それもそのはず、トーラ自動車はいち早く現行制度による3部リーグの崩壊を予期し、自社でチームを持った会社である。その先見の明は世界で戦えている企業だからこその物だ。そんな会社が主導選択したのは、若手のいい選手を2部リーグや1部リーグへと輩出していく、いわゆる育成専門のチーム。これは完全にサッカーの商売としての面を重視したものだ。それが良いか悪いかという事は個々の判断であり、現状素晴らしい経営成績を出すチームとなっている。若手としても非常にプロになりやすい道としてチームを選ぶだけでなく、早い人では高校自体をトーラ自動車が運営している学校へ進学し、サッカー選手として駄目なら、そのまま技術者として生きていくというリスクを限りなく減らした選択をする人もいる。そんなサッカー選手生産会社に対して、平均年齢ではそれを下回るチームが相手なのだ。平均年齢17歳ながら、ここまで圧倒的な勝利しかしていない。最も点差の少なかった試合で、準々決勝の5対0だ。それを県予選からずっと継続しているというの驚異的だ。
「さて本日は実況私、ジョン上杉と解説は堀泉でお送りします、本日の天皇杯県予選準々決勝。トーラ自動車対御上SWFCですが堀泉さん、どういう試合展開になるのでしょうか。」
「そうですね、トーラ自動車は言わずと知れた社会人最強チームです。今季もエース梅林を含め1部リーグに誘われている選手が数人いる素晴らしいチームです。梅林に関しては天皇杯が終わり次第、名古屋への移籍がほぼ決まっているようですね。」
「育成制度が本当に素晴らしいチームですね、そして今回大注目ともいえる戦いを続けてきたのが今日の相手である御上SWFCですが、堀泉さんはどう見ていますか。」
「いくつかの試合のビデオを見たのですが、361と4141、442と非常に多種多様な戦術を試すかのように使うチームなんですね。おそらく守備構築が非常にうまい監督なんだと思いますよ。実際ハーフタイムで戦術を変えてからの失点は7試合で1点ですし。」
「非常に堅守のチームという事なんでしょうか。」
「いや、そんなこともないと思いますよ。結構カウンターも食らうチームなんですね、特に4141でハイラインの時は何回か2対2、3対3の形を作られていました。ただノアを中心にスピードで振り切られない選手が多く、コース限定して打たせていました。予選ではカウンターの失点無かったんじゃなかったかな。むしろFKとPKを与えることがが多いんですよねこのチーム。」
「なるほど。失点は少ないものの、基本は攻撃偏重で球際に厳しいチームという事ですか。」
「そうですね、球際に強いといっても荒くないんですよ。FKとPK合わせるとかなりの数があるんですけど、そこまでイエローカードも多くありません。球際が激しいのと、なにより競り合いが負けないんですよ。はっきり言ってそこはプロ並みと言っていいと思います。」
「それはすごい。
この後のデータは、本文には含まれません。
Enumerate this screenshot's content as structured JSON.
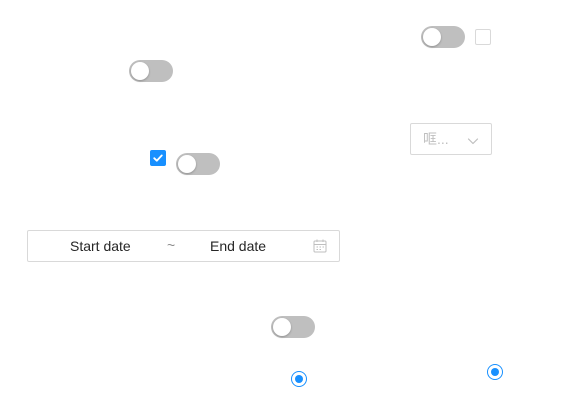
{
  "switches": [
    {
      "id": "switch-1",
      "checked": false
    },
    {
      "id": "switch-2",
      "checked": false
    },
    {
      "id": "switch-3",
      "checked": false
    },
    {
      "id": "switch-4",
      "checked": false
    }
  ],
  "checkboxes": [
    {
      "id": "checkbox-1",
      "checked": false
    },
    {
      "id": "checkbox-2",
      "checked": true
    }
  ],
  "select": {
    "placeholder": "哐...",
    "icon": "chevron-down-icon"
  },
  "date_range": {
    "start_placeholder": "Start date",
    "separator": "~",
    "end_placeholder": "End date",
    "icon": "calendar-icon"
  },
  "radios": [
    {
      "id": "radio-1",
      "checked": true
    },
    {
      "id": "radio-2",
      "checked": true
    }
  ],
  "colors": {
    "primary": "#1890ff",
    "switch_off": "#bfbfbf",
    "border": "#d9d9d9",
    "placeholder": "#bfbfbf"
  }
}
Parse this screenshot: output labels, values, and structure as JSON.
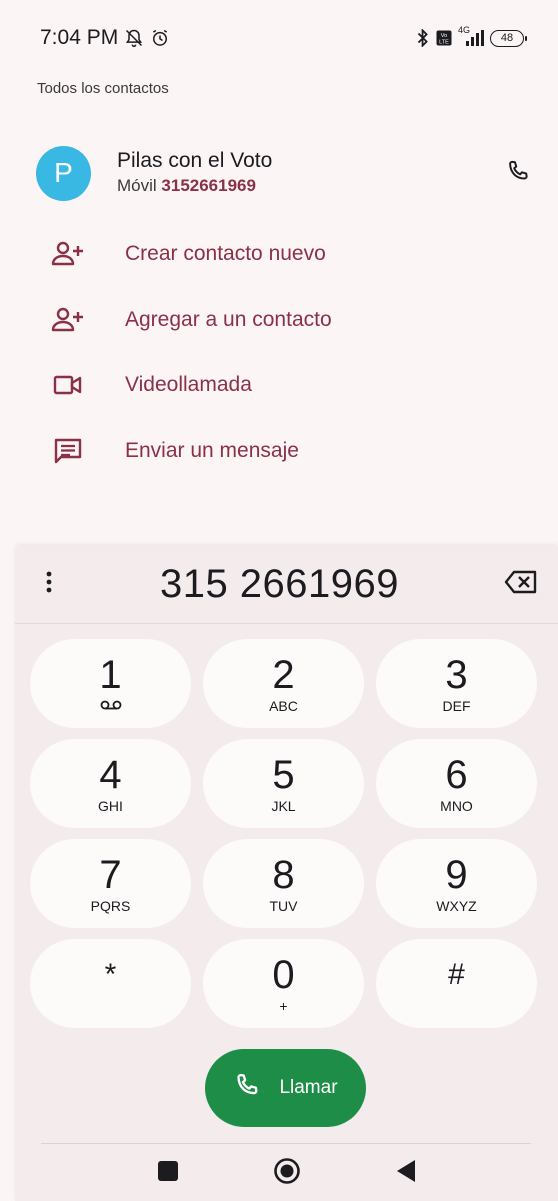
{
  "status_bar": {
    "time": "7:04 PM",
    "signal_label": "4G",
    "battery": "48"
  },
  "section_heading": "Todos los contactos",
  "contact": {
    "initial": "P",
    "name": "Pilas con el Voto",
    "type_label": "Móvil",
    "number": "3152661969",
    "avatar_color": "#39b8e4"
  },
  "actions": [
    {
      "label": "Crear contacto nuevo",
      "icon": "add-person-icon"
    },
    {
      "label": "Agregar a un contacto",
      "icon": "add-person-icon"
    },
    {
      "label": "Videollamada",
      "icon": "video-camera-icon"
    },
    {
      "label": "Enviar un mensaje",
      "icon": "message-icon"
    }
  ],
  "dialer": {
    "number": "315 2661969",
    "keys": [
      {
        "digit": "1",
        "letters": ""
      },
      {
        "digit": "2",
        "letters": "ABC"
      },
      {
        "digit": "3",
        "letters": "DEF"
      },
      {
        "digit": "4",
        "letters": "GHI"
      },
      {
        "digit": "5",
        "letters": "JKL"
      },
      {
        "digit": "6",
        "letters": "MNO"
      },
      {
        "digit": "7",
        "letters": "PQRS"
      },
      {
        "digit": "8",
        "letters": "TUV"
      },
      {
        "digit": "9",
        "letters": "WXYZ"
      },
      {
        "digit": "*",
        "letters": ""
      },
      {
        "digit": "0",
        "letters": "+"
      },
      {
        "digit": "#",
        "letters": ""
      }
    ],
    "call_label": "Llamar"
  },
  "colors": {
    "accent": "#8a3148",
    "call_green": "#1e8d47",
    "background": "#fbf5f5",
    "dialpad_bg": "#f4ecec"
  }
}
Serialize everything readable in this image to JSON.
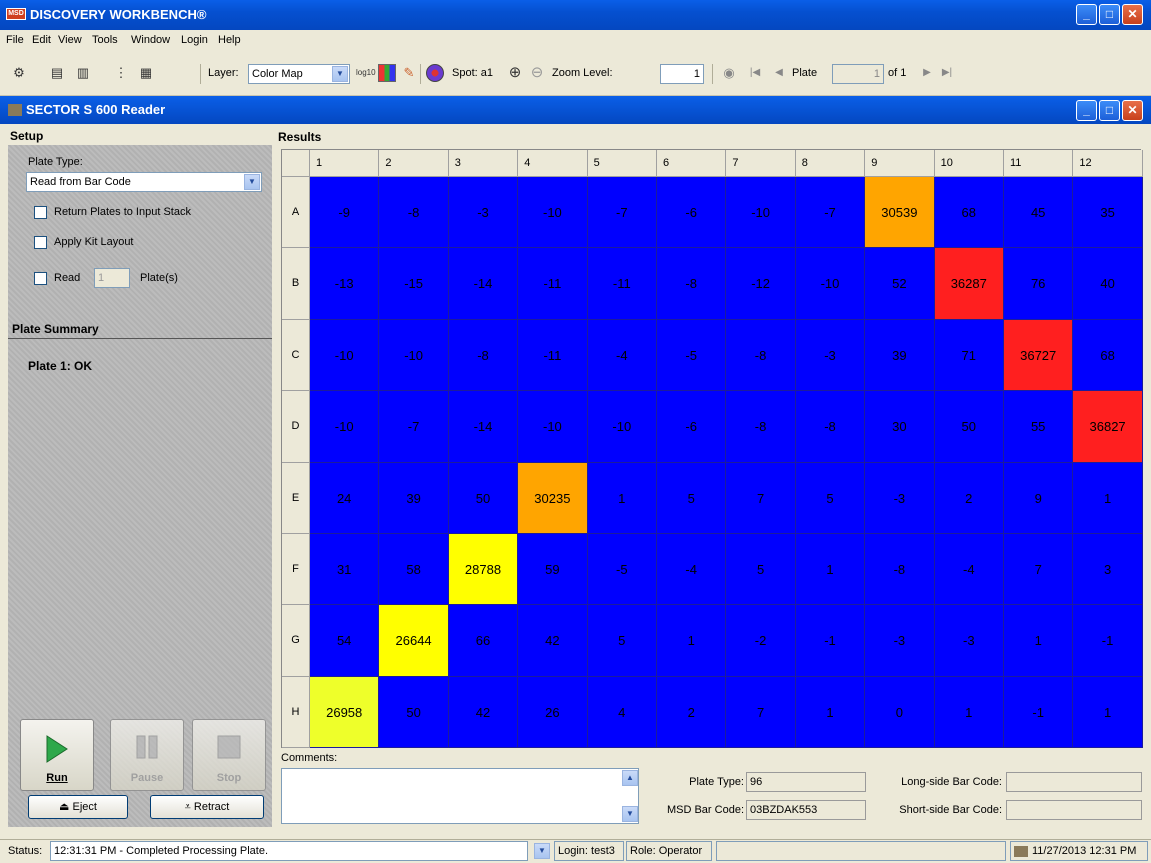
{
  "app": {
    "title": "DISCOVERY WORKBENCH®",
    "logo_text": "MSD"
  },
  "menu": [
    "File",
    "Edit",
    "View",
    "Tools",
    "Window",
    "Login",
    "Help"
  ],
  "toolbar": {
    "layer_label": "Layer:",
    "layer_value": "Color Map",
    "spot_label": "Spot: a1",
    "zoom_label": "Zoom Level:",
    "zoom_value": "1",
    "plate_label": "Plate",
    "plate_value": "1",
    "plate_of": "of 1",
    "log_label": "log10"
  },
  "inner_window": {
    "title": "SECTOR S 600 Reader"
  },
  "setup": {
    "header": "Setup",
    "plate_type_label": "Plate Type:",
    "plate_type_value": "Read from Bar Code",
    "return_plates": "Return Plates to Input Stack",
    "apply_kit": "Apply Kit Layout",
    "read_label": "Read",
    "read_value": "1",
    "plates_label": "Plate(s)",
    "summary_header": "Plate Summary",
    "summary_line": "Plate 1: OK",
    "run": "Run",
    "pause": "Pause",
    "stop": "Stop",
    "eject": "Eject",
    "retract": "Retract"
  },
  "results": {
    "header": "Results",
    "columns": [
      "1",
      "2",
      "3",
      "4",
      "5",
      "6",
      "7",
      "8",
      "9",
      "10",
      "11",
      "12"
    ],
    "rows": [
      {
        "label": "A",
        "values": [
          "-9",
          "-8",
          "-3",
          "-10",
          "-7",
          "-6",
          "-10",
          "-7",
          "30539",
          "68",
          "45",
          "35"
        ]
      },
      {
        "label": "B",
        "values": [
          "-13",
          "-15",
          "-14",
          "-11",
          "-11",
          "-8",
          "-12",
          "-10",
          "52",
          "36287",
          "76",
          "40"
        ]
      },
      {
        "label": "C",
        "values": [
          "-10",
          "-10",
          "-8",
          "-11",
          "-4",
          "-5",
          "-8",
          "-3",
          "39",
          "71",
          "36727",
          "68"
        ]
      },
      {
        "label": "D",
        "values": [
          "-10",
          "-7",
          "-14",
          "-10",
          "-10",
          "-6",
          "-8",
          "-8",
          "30",
          "50",
          "55",
          "36827"
        ]
      },
      {
        "label": "E",
        "values": [
          "24",
          "39",
          "50",
          "30235",
          "1",
          "5",
          "7",
          "5",
          "-3",
          "2",
          "9",
          "1"
        ]
      },
      {
        "label": "F",
        "values": [
          "31",
          "58",
          "28788",
          "59",
          "-5",
          "-4",
          "5",
          "1",
          "-8",
          "-4",
          "7",
          "3"
        ]
      },
      {
        "label": "G",
        "values": [
          "54",
          "26644",
          "66",
          "42",
          "5",
          "1",
          "-2",
          "-1",
          "-3",
          "-3",
          "1",
          "-1"
        ]
      },
      {
        "label": "H",
        "values": [
          "26958",
          "50",
          "42",
          "26",
          "4",
          "2",
          "7",
          "1",
          "0",
          "1",
          "-1",
          "1"
        ]
      }
    ],
    "colors": {
      "low": "#0000ff",
      "yellow": "#ffff00",
      "yellow_green": "#eeff2a",
      "orange": "#ffa500",
      "red": "#ff1f1f"
    }
  },
  "info": {
    "comments_label": "Comments:",
    "plate_type_label": "Plate Type:",
    "plate_type_value": "96",
    "msd_barcode_label": "MSD Bar Code:",
    "msd_barcode_value": "03BZDAK553",
    "long_side_label": "Long-side Bar Code:",
    "long_side_value": "",
    "short_side_label": "Short-side Bar Code:",
    "short_side_value": ""
  },
  "status": {
    "label": "Status:",
    "text": "12:31:31 PM - Completed Processing Plate.",
    "login": "Login: test3",
    "role": "Role: Operator",
    "datetime": "11/27/2013 12:31 PM"
  }
}
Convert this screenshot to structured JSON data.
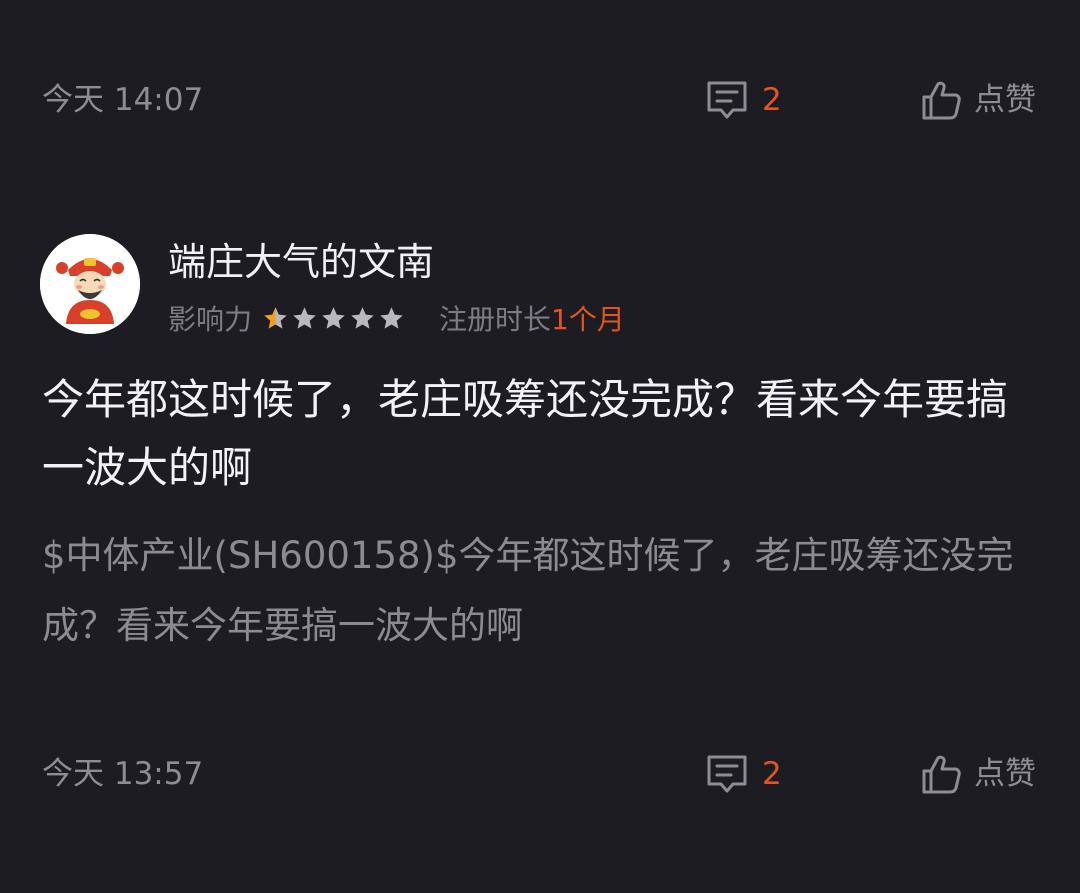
{
  "top_row": {
    "time": "今天 14:07",
    "comment_count": "2",
    "like_label": "点赞"
  },
  "post": {
    "author": {
      "name": "端庄大气的文南",
      "influence_label": "影响力",
      "influence_stars": 0.5,
      "influence_max": 5,
      "registration_label": "注册时长",
      "registration_value": "1个月"
    },
    "title": "今年都这时候了，老庄吸筹还没完成？看来今年要搞一波大的啊",
    "stock_tag": "$中体产业(SH600158)$",
    "body": "今年都这时候了，老庄吸筹还没完成？看来今年要搞一波大的啊"
  },
  "bottom_row": {
    "time": "今天 13:57",
    "comment_count": "2",
    "like_label": "点赞"
  },
  "colors": {
    "background": "#1d1c22",
    "accent": "#e2561e",
    "muted_text": "#8e8d94",
    "primary_text": "#f3f2f7",
    "star_empty": "#b9b8be"
  },
  "icons": {
    "comment": "comment-icon",
    "like": "thumbs-up-icon",
    "star": "star-icon",
    "avatar": "god-of-wealth-avatar"
  }
}
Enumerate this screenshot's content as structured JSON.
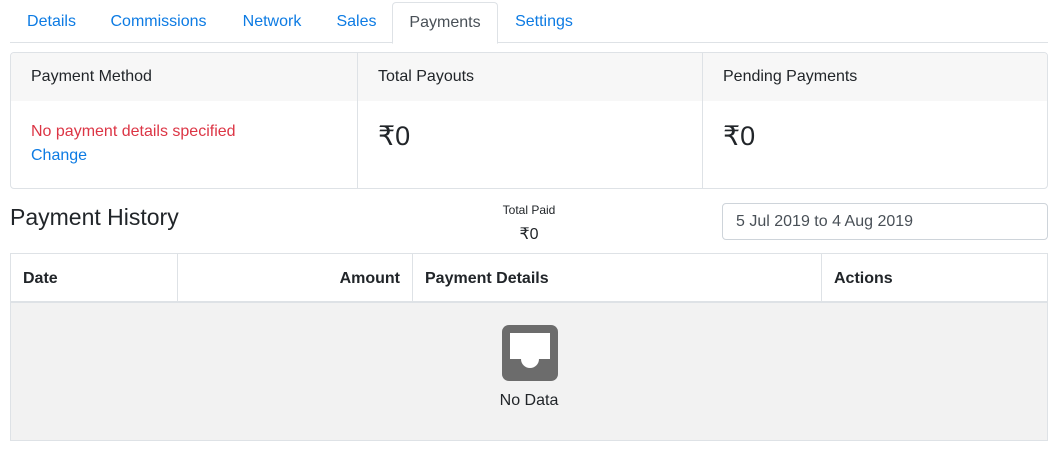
{
  "tabs": [
    {
      "label": "Details"
    },
    {
      "label": "Commissions"
    },
    {
      "label": "Network"
    },
    {
      "label": "Sales"
    },
    {
      "label": "Payments",
      "active": true
    },
    {
      "label": "Settings"
    }
  ],
  "summary": {
    "payment_method": {
      "heading": "Payment Method",
      "warning": "No payment details specified",
      "change_link": "Change"
    },
    "total_payouts": {
      "heading": "Total Payouts",
      "value": "₹0"
    },
    "pending_payments": {
      "heading": "Pending Payments",
      "value": "₹0"
    }
  },
  "history": {
    "title": "Payment History",
    "total_paid_label": "Total Paid",
    "total_paid_value": "₹0",
    "date_range": "5 Jul 2019 to 4 Aug 2019"
  },
  "table": {
    "columns": [
      "Date",
      "Amount",
      "Payment Details",
      "Actions"
    ],
    "rows": [],
    "empty_text": "No Data",
    "empty_icon": "inbox-icon"
  },
  "colors": {
    "link": "#0d7be3",
    "warning": "#dc3545",
    "empty_bg": "#f2f2f2",
    "icon": "#6c6c6c"
  }
}
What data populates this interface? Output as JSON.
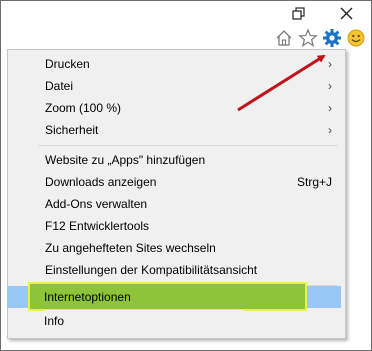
{
  "toolbar": {
    "icons": [
      "restore-icon",
      "close-icon",
      "home-icon",
      "favorites-star-icon",
      "tools-gear-icon",
      "smiley-feedback-icon"
    ]
  },
  "menu": {
    "groups": [
      [
        {
          "label": "Drucken",
          "submenu": true,
          "chevron": "›"
        },
        {
          "label": "Datei",
          "submenu": true,
          "chevron": "›"
        },
        {
          "label": "Zoom (100 %)",
          "submenu": true,
          "chevron": "›"
        },
        {
          "label": "Sicherheit",
          "submenu": true,
          "chevron": "›"
        }
      ],
      [
        {
          "label": "Website zu „Apps\" hinzufügen"
        },
        {
          "label": "Downloads anzeigen",
          "shortcut": "Strg+J"
        },
        {
          "label": "Add-Ons verwalten"
        },
        {
          "label": "F12 Entwicklertools"
        },
        {
          "label": "Zu angehefteten Sites wechseln"
        },
        {
          "label": "Einstellungen der Kompatibilitätsansicht"
        }
      ],
      [
        {
          "label": "Internetoptionen",
          "highlighted": true
        },
        {
          "label": "Info"
        }
      ]
    ]
  },
  "colors": {
    "menu_bg": "#f0f0f0",
    "highlight_blue": "#99c8f6",
    "highlight_green": "#8dc43a",
    "highlight_border": "#e9ef52",
    "arrow": "#c0141c",
    "gear": "#1a73c7"
  }
}
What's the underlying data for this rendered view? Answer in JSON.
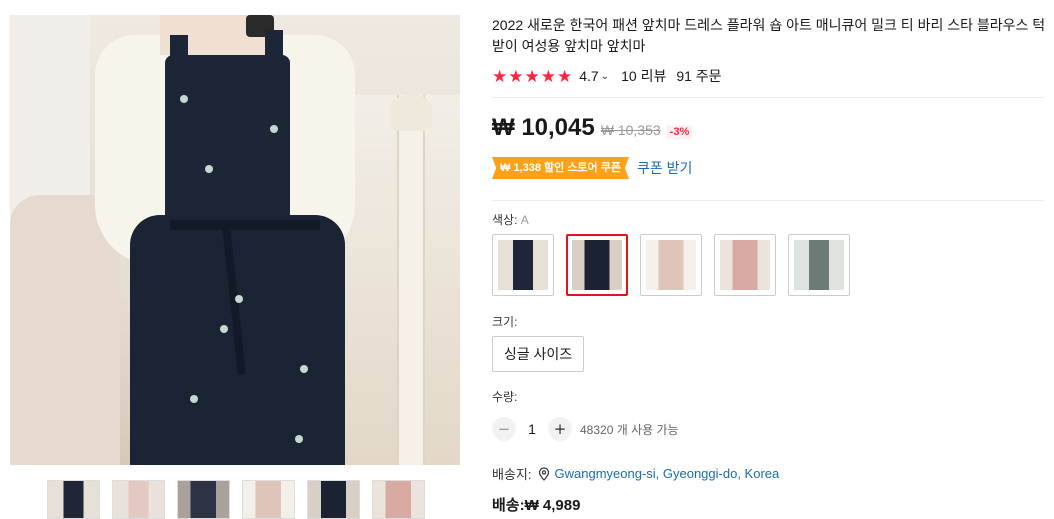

そんな御上ですが、今日の予想フォーメーションは4231ですね、どうやら御部市・神原・ノア・鈴木の4バック、エヴァンス・松井の2ボランチに内野・神原、これが弟の方ですね、そして原田、ワントップにカミロと今まで通りの形ですね。堀泉さんは注目されている選手はいらっしゃいますか。」
「う~んそうですね…、注目されているのはノアとカミロですよね。この間、本人に取材に行ったんですが、彼らは欧州のクラブに契約決まってると言ってましたね。チームまでは教えてもらえませんでしたが。まあそんな彼らが注目されてはいるんですが、個人的には神原くんに注目したいですね、大和君の方です。二列目の曉君とは兄弟のようですが、これまで日本にいなかったオールマイティな大型のCBなんですね。ノアと共に非常に質の高いビルドアップを武器にしているのですが、スピードもあり穴のない選手です。正直なぜ前線で使われていないのかわからないですよね、日本の育成だとあの手の選手はFWで使われるのですが。」
「なるほど、神原選手に注目ですね。一方トーラ自動車は梅林ですか?」
「そうですね、正直この試合は梅林がノア神原に勝てるかという事がすべてでしょう。御上はラインを低くすることは少ないですし、ライン上で非常に見応えのある戦いが行われると思います。」
「非常に注目の戦いになりそうですね、では選手の入場です。」
その声と同時に熱気を帯びた歓声がスタジアムに広がり、選手たちがグラウンドへと足を踏み入れていった。